Was kannst Du tun, wenn Du eine Indexpolice hast?

Hast Du bereist eine Indexpolice, gilt es, einen objektiven Blick auf das Produkt zu werfen. Bist Du noch am Anfang der Laufzeit, kann eine Kündigung eine gute Option sein, wenn Du stattdessen anders investieren möchtest. Gerade innerhalb der ersten fünf Jahre – dem Zeitraum, in dem Du noch die Abschlusskosten abstotterst.

Läuft Dein Vertrag schon deutlich länger, setz Dich mit ihm auseinander und versuche, ihn zu verstehen. Gibt es einen Cap, eine Quote oder beides? Und wo liegen sie? Und auch: Wie viel Rendite hat der Vertrag die letzten Jahre erwirtschaftet?

Wenn Deine Indexpolice ein geförderter Vertrag wie beispielsweise ein Riestervertrag oder eine betriebliche Altersvorsorge ist, prüfe vor der Kündigung, ob Du das Produkt wechseln und dadurch Deinen Zuschuss behalten kannst. Hast Du einen Riestervertrag, soll mit der Reform der privaten Altersvorsorge ein Wechsel in ein anderes Produkt ab dem 1. Januar 2027 möglich sein.

Was passiert bei einer Kündigung einer Indexpolice? 

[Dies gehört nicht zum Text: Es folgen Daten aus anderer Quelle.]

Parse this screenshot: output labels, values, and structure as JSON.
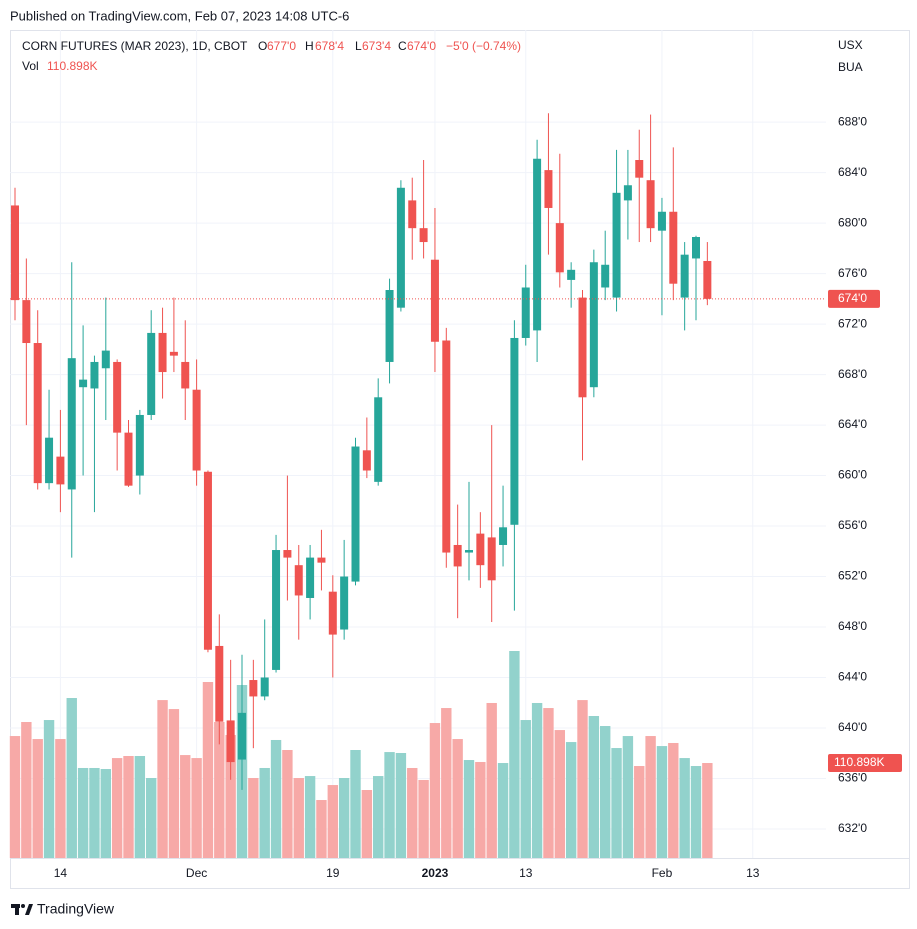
{
  "published": "Published on TradingView.com, Feb 07, 2023 14:08 UTC-6",
  "footer": "TradingView",
  "chart_data": {
    "type": "candlestick",
    "legend": {
      "symbol": "CORN FUTURES (MAR 2023), 1D, CBOT",
      "open_label": "O",
      "open": "677'0",
      "high_label": "H",
      "high": "678'4",
      "low_label": "L",
      "low": "673'4",
      "close_label": "C",
      "close": "674'0",
      "change": "−5'0 (−0.74%)",
      "volume_label": "Vol",
      "volume": "110.898K"
    },
    "currency": "USX",
    "unit": "BUA",
    "up_color": "#26a69a",
    "down_color": "#ef5350",
    "up_volume_color": "#92d2cc",
    "down_volume_color": "#f7a9a7",
    "x": [
      "2022-11-08",
      "2022-11-09",
      "2022-11-10",
      "2022-11-11",
      "2022-11-14",
      "2022-11-15",
      "2022-11-16",
      "2022-11-17",
      "2022-11-18",
      "2022-11-21",
      "2022-11-22",
      "2022-11-23",
      "2022-11-25",
      "2022-11-28",
      "2022-11-29",
      "2022-11-30",
      "2022-12-01",
      "2022-12-02",
      "2022-12-05",
      "2022-12-06",
      "2022-12-07",
      "2022-12-08",
      "2022-12-09",
      "2022-12-12",
      "2022-12-13",
      "2022-12-14",
      "2022-12-15",
      "2022-12-16",
      "2022-12-19",
      "2022-12-20",
      "2022-12-21",
      "2022-12-22",
      "2022-12-23",
      "2022-12-27",
      "2022-12-28",
      "2022-12-29",
      "2022-12-30",
      "2023-01-03",
      "2023-01-04",
      "2023-01-05",
      "2023-01-06",
      "2023-01-09",
      "2023-01-10",
      "2023-01-11",
      "2023-01-12",
      "2023-01-13",
      "2023-01-17",
      "2023-01-18",
      "2023-01-19",
      "2023-01-20",
      "2023-01-23",
      "2023-01-24",
      "2023-01-25",
      "2023-01-26",
      "2023-01-27",
      "2023-01-30",
      "2023-01-31",
      "2023-02-01",
      "2023-02-02",
      "2023-02-03",
      "2023-02-06",
      "2023-02-07"
    ],
    "open": [
      681.4,
      673.9,
      670.5,
      659.4,
      661.5,
      658.9,
      667.0,
      666.9,
      668.5,
      669.0,
      663.4,
      660.0,
      664.8,
      671.3,
      669.8,
      669.0,
      666.8,
      660.3,
      646.5,
      640.6,
      637.5,
      643.8,
      642.5,
      644.6,
      654.1,
      652.9,
      650.3,
      653.5,
      650.8,
      647.8,
      651.6,
      662.0,
      659.5,
      669.0,
      673.3,
      681.8,
      679.6,
      677.1,
      670.7,
      654.5,
      653.9,
      655.4,
      655.1,
      654.5,
      656.1,
      670.9,
      671.5,
      684.2,
      680.0,
      675.5,
      674.1,
      667.0,
      674.9,
      674.1,
      681.8,
      685.0,
      683.4,
      679.4,
      680.9,
      674.1,
      677.2,
      677.0
    ],
    "high": [
      682.8,
      677.2,
      673.1,
      666.8,
      665.2,
      676.9,
      671.9,
      669.5,
      674.1,
      669.2,
      664.4,
      665.2,
      673.1,
      673.3,
      674.1,
      672.3,
      669.2,
      660.4,
      649.0,
      645.4,
      645.8,
      645.4,
      648.6,
      655.3,
      660.0,
      654.5,
      654.5,
      655.7,
      652.1,
      654.9,
      663.0,
      664.6,
      667.7,
      675.6,
      683.4,
      683.6,
      685.0,
      681.2,
      671.7,
      657.7,
      659.5,
      657.1,
      664.0,
      659.2,
      672.3,
      676.7,
      686.6,
      688.7,
      685.5,
      676.9,
      674.7,
      677.9,
      679.4,
      685.8,
      685.8,
      687.4,
      688.6,
      682.0,
      686.0,
      678.5,
      679.0,
      678.5
    ],
    "low": [
      672.3,
      664.0,
      658.9,
      658.9,
      657.1,
      653.5,
      660.0,
      657.1,
      664.4,
      660.4,
      659.1,
      658.5,
      664.4,
      666.1,
      668.2,
      664.4,
      659.2,
      646.0,
      638.7,
      635.9,
      635.1,
      638.4,
      642.2,
      644.4,
      650.1,
      647.0,
      648.6,
      650.9,
      644.0,
      647.0,
      651.3,
      659.8,
      659.2,
      667.3,
      673.0,
      677.1,
      677.2,
      668.2,
      652.7,
      648.7,
      651.7,
      651.1,
      648.4,
      652.8,
      649.3,
      670.3,
      669.0,
      677.5,
      674.9,
      673.3,
      661.2,
      666.2,
      673.9,
      673.0,
      678.7,
      678.5,
      678.5,
      672.7,
      673.9,
      671.5,
      672.3,
      673.5
    ],
    "close": [
      673.9,
      670.5,
      659.4,
      663.0,
      659.3,
      669.3,
      667.6,
      669.0,
      669.9,
      663.4,
      659.2,
      664.8,
      671.3,
      668.2,
      669.5,
      666.9,
      660.4,
      646.2,
      640.5,
      637.3,
      641.2,
      642.5,
      644.0,
      654.1,
      653.5,
      650.5,
      653.5,
      653.1,
      647.4,
      652.0,
      662.3,
      660.4,
      666.2,
      674.7,
      682.8,
      679.6,
      678.5,
      670.6,
      653.9,
      652.8,
      654.1,
      652.9,
      651.7,
      655.9,
      670.9,
      674.9,
      685.1,
      681.2,
      676.1,
      676.3,
      666.2,
      676.9,
      676.7,
      682.4,
      683.0,
      683.6,
      679.6,
      680.9,
      675.2,
      677.5,
      678.9,
      674.0
    ],
    "volume": [
      142.4,
      158.8,
      138.9,
      161.1,
      138.9,
      186.8,
      105.1,
      105.1,
      103.9,
      116.7,
      119.1,
      119.1,
      93.4,
      184.4,
      173.9,
      120.2,
      116.7,
      205.5,
      158.8,
      143.6,
      202.0,
      93.4,
      105.1,
      137.8,
      126.1,
      93.4,
      95.7,
      67.7,
      85.2,
      93.4,
      126.1,
      79.4,
      95.7,
      123.7,
      122.6,
      105.1,
      91.1,
      157.6,
      175.1,
      138.9,
      114.4,
      112.1,
      181.0,
      110.9,
      241.7,
      161.1,
      181.0,
      175.1,
      149.4,
      135.4,
      184.4,
      165.8,
      154.1,
      128.4,
      142.4,
      107.4,
      142.4,
      130.7,
      134.3,
      116.7,
      107.4,
      110.9
    ],
    "ylim": [
      629.7,
      695.3
    ],
    "yticks": [
      {
        "value": 632,
        "label": "632'0"
      },
      {
        "value": 636,
        "label": "636'0"
      },
      {
        "value": 640,
        "label": "640'0"
      },
      {
        "value": 644,
        "label": "644'0"
      },
      {
        "value": 648,
        "label": "648'0"
      },
      {
        "value": 652,
        "label": "652'0"
      },
      {
        "value": 656,
        "label": "656'0"
      },
      {
        "value": 660,
        "label": "660'0"
      },
      {
        "value": 664,
        "label": "664'0"
      },
      {
        "value": 668,
        "label": "668'0"
      },
      {
        "value": 672,
        "label": "672'0"
      },
      {
        "value": 676,
        "label": "676'0"
      },
      {
        "value": 680,
        "label": "680'0"
      },
      {
        "value": 684,
        "label": "684'0"
      },
      {
        "value": 688,
        "label": "688'0"
      }
    ],
    "xticks": [
      {
        "value": "2022-11-14",
        "label": "14"
      },
      {
        "value": "2022-12-01",
        "label": "Dec"
      },
      {
        "value": "2022-12-19",
        "label": "19"
      },
      {
        "value": "2023-01-03",
        "label": "2023"
      },
      {
        "value": "2023-01-13",
        "label": "13"
      },
      {
        "value": "2023-02-01",
        "label": "Feb"
      },
      {
        "value": "2023-02-13",
        "label": "13"
      }
    ],
    "last_price": {
      "value": 674,
      "label": "674'0"
    },
    "last_volume": {
      "value": 110.898,
      "label": "110.898K"
    },
    "grid": true
  }
}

Wenn Du eine Indexpolice kündigst, erhältst Du vom Versicherer den Rückkaufswert des Vertrags ausgezahlt. Du findest ihn in der aktuellen Standmitteilung oder in Deiner digitalen Renteninformation.

Stell vor einer Kündigung sicher, dass keine Berufsunfähigkeits-Zusatzversicherung an Deinen Vertrag gekoppelt ist. Diese würdest Du bei einer Kündigung verlieren. Daher empfiehlt sich in solch einem Fall meist eine Beitragsfreistellung der Indexpolice.

Warum lohnt sich der Blick in die Zukunft? 

Bevor Du eine Entscheidung über die Kündigung Deines Vertrags triffst, mach Dir klar, dass es nicht nur um den aktuellen Vertrag und das Guthaben geht. Sondern Du primär eine Entscheidung für die Zukunft triffst. Denn wichtiger als Gewinn oder Verlust mit Deinem aktuellen Vertrag ist meist: Wie legst Du Deine nächste Sparrate an? Gerade, wenn Du noch zehn, 20 oder gar 30 Jahre bis zum Ruhestand hast.

Wenn sich Dein Ansatz zum Geldanlegen seit dem Abschluss verändert hat und Deine Rente noch in weiter Ferne ist, trau Dich, Deine Sparprozesse anzupassen. Denn Lehrgeld in einem solch komplexen Feld wie Geldanlagen und Versicherungen zu zahlen, ist keine Schande. An bestehenden Produkten festzuhalten, obwohl Du mittlerweile mehr Wissen und eine andere Einstellung hast, schon eher.